Notes Toward A Social-Network Schema

by Jens Alfke ⟿ February 4, 2014

Modeling a social networking system like LiveJournal or Facebook in a JSON-document-oriented database like Couchbase [Lite] or CouchDB isn’t hard. Here’s a basic schema that I’ve been playing with for a while.

Schema

Top level items are document types (generally distinguished by a reserved type field), nested items are properties.

  • Persona
    • nickname
    • Full name (optional)
    • userpic (optional)
    • bio (optional)
  • Relation
    • author ID
    • target persona ID
    • relation types (one or more of: follows, friend, …)
  • Post
    • author ID
    • date created
    • date updated (only if edited)
    • privacy (public / friends-only / …)
    • body
    • post type (text / quote / picture / audio…)
    • media attachments (optional depending on post type)
  • Comment
    • author ID
    • post ID
    • date created
    • body

Notes

Properties that say “ID” contain the ID of the target document (much like a SQL foreign key.) “Author ID” specifically means the ID of the Persona who created/owns the document.

Documents can only be created or updated by the user listed in the ‘author ID’ property (or the doc ID in the case of a Persona.)

Note that this means that relations are one-directional and always point outward: you specify how you relate to someone. Some relationship types are intrinsically bi-directional, like “friend” or “sibling”, and have to be declared in both directions to be considered valid.

I’ve been using the XFN schema as a source of relationship types. It contains a ridiculous number; these might be appropriate for something like Facebook, but for a more casual system like tumblr or Twitter the only one you really need is “follows”.

“Body” properties should probably be tagged with a markup type to distinguish between formats like plain text, Markdown, HTML, and bloggy-HTML (i.e. with hard linebreaks.)

The “post type” is mostly a hint to trigger different visual styling of the post, a la tumblr and other tumble-logs.

“Media attachments” would be, literally, attachments in Couchbase Lite or CouchDB. Other databases might need to use URLs instead and host the media externally.

A “like” / “heart” / “+1” can be treated as a comment with no body.

If you generalize the comment “post ID” property to be able to point to things other than posts, you can easily get hierarchical/threaded comments (comment-on-comment) or “wall” posts (comment-on-persona).
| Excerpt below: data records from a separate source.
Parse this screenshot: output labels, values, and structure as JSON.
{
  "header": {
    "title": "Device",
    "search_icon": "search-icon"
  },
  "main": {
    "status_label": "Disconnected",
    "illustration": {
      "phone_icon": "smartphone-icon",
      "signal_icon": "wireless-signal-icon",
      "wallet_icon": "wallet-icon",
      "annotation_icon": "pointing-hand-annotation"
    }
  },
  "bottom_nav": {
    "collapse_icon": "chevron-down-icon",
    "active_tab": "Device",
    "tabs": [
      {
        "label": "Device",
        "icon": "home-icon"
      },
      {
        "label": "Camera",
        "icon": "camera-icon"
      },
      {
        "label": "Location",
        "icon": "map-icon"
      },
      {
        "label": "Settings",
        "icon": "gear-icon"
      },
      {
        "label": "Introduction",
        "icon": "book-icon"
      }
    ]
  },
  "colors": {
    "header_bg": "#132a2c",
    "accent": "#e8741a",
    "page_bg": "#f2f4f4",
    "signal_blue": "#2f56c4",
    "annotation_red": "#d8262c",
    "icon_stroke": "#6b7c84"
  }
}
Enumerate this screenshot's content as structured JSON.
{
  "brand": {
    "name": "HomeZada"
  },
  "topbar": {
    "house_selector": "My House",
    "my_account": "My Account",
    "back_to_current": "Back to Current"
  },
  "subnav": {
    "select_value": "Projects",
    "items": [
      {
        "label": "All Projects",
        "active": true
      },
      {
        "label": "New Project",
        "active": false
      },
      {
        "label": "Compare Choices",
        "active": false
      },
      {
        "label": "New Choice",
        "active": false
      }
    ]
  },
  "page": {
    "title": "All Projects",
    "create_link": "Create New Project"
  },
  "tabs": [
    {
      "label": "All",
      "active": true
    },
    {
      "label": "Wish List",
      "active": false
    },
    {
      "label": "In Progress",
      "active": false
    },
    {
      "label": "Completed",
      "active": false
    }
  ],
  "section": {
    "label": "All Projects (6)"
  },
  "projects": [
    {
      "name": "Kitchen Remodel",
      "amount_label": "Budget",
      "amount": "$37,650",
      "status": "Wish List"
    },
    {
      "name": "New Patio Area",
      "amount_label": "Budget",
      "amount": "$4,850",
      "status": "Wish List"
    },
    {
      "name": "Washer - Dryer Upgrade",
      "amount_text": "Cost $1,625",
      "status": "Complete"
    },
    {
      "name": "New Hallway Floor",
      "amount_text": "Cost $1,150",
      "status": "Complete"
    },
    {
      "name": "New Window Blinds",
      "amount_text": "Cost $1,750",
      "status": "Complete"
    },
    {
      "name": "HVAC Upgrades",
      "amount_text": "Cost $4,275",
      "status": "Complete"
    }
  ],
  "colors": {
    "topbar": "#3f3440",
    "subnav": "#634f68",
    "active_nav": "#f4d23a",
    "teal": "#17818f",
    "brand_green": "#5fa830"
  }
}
If posts can be non-public, the server needs to limit access to them. Specifically, a “friends-only” type of post should be readable only by people that the post’s author has the right kind of published relationship to, and obviously a “private” post can only be read by its author. (This is basically infeasible with CouchDB, which doesn’t support per-document read access control. The Couchbase Sync Gateway does support it.)

Limitations

Comment free-for-all: In this model anyone can comment on any post just by publishing a comment targeted at it. There are obvious social problems with that. A workaround is to have the post itself contain an array of “approved comment” IDs; this requires that the post author or her software moderate comments and update the post to add new ones. The UI would generally only display the comments in that list.

Replication/P2P: This schema will suffice in a centralized system where the server can enforce authenticity and limit the visibility of non-public posts. Once you add replication, things get trickier. Authenticating a document requiress that it be signed by its author, which in turn means a Persona document needs to contain a certificate or a public key, which in turn requires some mechanism (a PKI) for so you can verify that a Persona refers to the person you think it does. Also, non-public posts will require encryption if they’re ever to be replicated through intermediary servers that don’t have read access to them.